MRI analyses of the heart (n = 3–4 mice/group). (A,B) Analyses of paired pre- and post-irradiation left ventricular mass index in GCRsim (A) and gamma (B) irradiated mice using short-axis FLASH MRI scans. (C–H) Analyses similar to (A,B), however, with ejection fraction (C,D), stroke volume index (E,F), and left ventricular wall thickness (G,H). Left ventricular wall thickness was calculated by averaging the measurements of the posterior, anterior, septal, and lateral walls. Left ventricular mass was calculated by multiplying the left ventricular wall thickness by 1.05 g/cm³, the relative density of myocardium and the conversion coefficient. The difference in volumes between left ventricular systole and diastole was used for stroke volume, which, when divided by the end diastolic volume and multiplied by 100, gave the ejection fraction. Repeated measures 2-way ANOVAs with Šídák’s multiple comparisons corrections were used for analyses. #: p < 0.1, *: p < 0.05, **: p < 0.01.

Figure 7

(A) Overview of the differentially expressed genes in heart and kidney on GCRsim-treated mice. All bars are referenced to APP/PS1 sham controls. Values between 0 and 1 denote negative fold changes. (B) Expression of VLCAD gene in the heart tissue of GCRsim-treated WT and APP/PS1 animals, compared to sham-irradiated controls. (C) Relative expression of Casp3 and GLUT4 in heart tissue of high-dose GCRsim-treated APP/PS1 animals, compared to sham controls. ns: no significance, *: p < 0.05, **: p < 0.01, ***: p < 0.001, ****: p < 0.0001.

Figure 8

Plasma levels of 7 inflammation-related cytokines measured via MSD ELISA, (A,B) IFN-γ, (C,D) IL-2, (E,F) IL-5, (G,H) IL-6, (I,J) IL-10, (K,L) KC-GRO, and (M,N) TNF-α (n = 7–15 mice/group). GCRsim affected levels of IL-2, IL-5, IL-6, and IL-10 in males. KC/GRO was both the only cytokine altered in females and the only one impacted by gamma irradiation.
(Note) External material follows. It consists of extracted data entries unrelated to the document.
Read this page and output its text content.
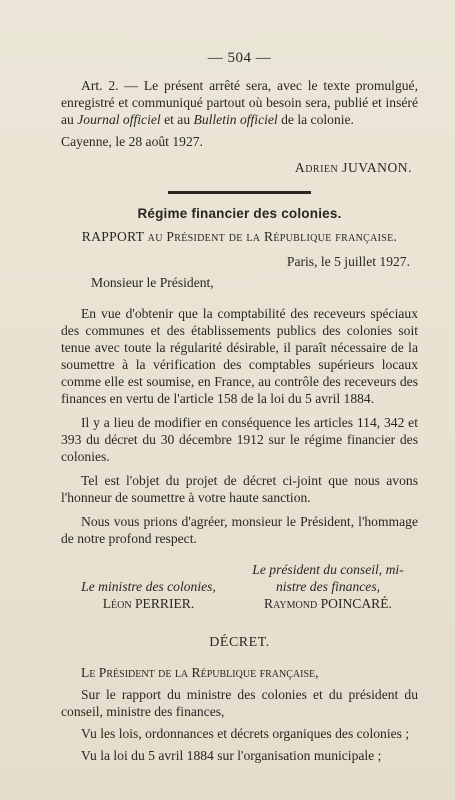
— 504 —

Art. 2. — Le présent arrêté sera, avec le texte promulgué, enregistré et communiqué partout où besoin sera, publié et inséré au Journal officiel et au Bulletin officiel de la colonie.

Cayenne, le 28 août 1927.

Adrien JUVANON.

Régime financier des colonies.
RAPPORT au Président de la République française.

Paris, le 5 juillet 1927.

Monsieur le Président,

En vue d'obtenir que la comptabilité des receveurs spéciaux des communes et des établissements publics des colonies soit tenue avec toute la régularité désirable, il paraît nécessaire de la soumettre à la vérification des comptables supérieurs locaux comme elle est soumise, en France, au contrôle des receveurs des finances en vertu de l'article 158 de la loi du 5 avril 1884.

Il y a lieu de modifier en conséquence les articles 114, 342 et 393 du décret du 30 décembre 1912 sur le régime financier des colonies.

Tel est l'objet du projet de décret ci-joint que nous avons l'honneur de soumettre à votre haute sanction.

Nous vous prions d'agréer, monsieur le Président, l'hommage de notre profond respect.

Le ministre des colonies,
Léon PERRIER.
Le président du conseil, mi-
nistre des finances,
Raymond POINCARÉ.
DÉCRET.

Le Président de la République française,

Sur le rapport du ministre des colonies et du président du conseil, ministre des finances,

Vu les lois, ordonnances et décrets organiques des colonies ;

Vu la loi du 5 avril 1884 sur l'organisation municipale ;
Data were analyzed via 2-way ANOVAs followed up with 1-way ANOVAs with Tukey comparisons and planned, unpaired, 2-tailed t-tests between sham groups as necessary. Non-parametric data were analyzed using the Kruskal–Wallis test with Dunn’s multiple comparisons correction and/or Mann–Whitney U tests. #: p < 0.1, *: p < 0.05, **: p < 0.01.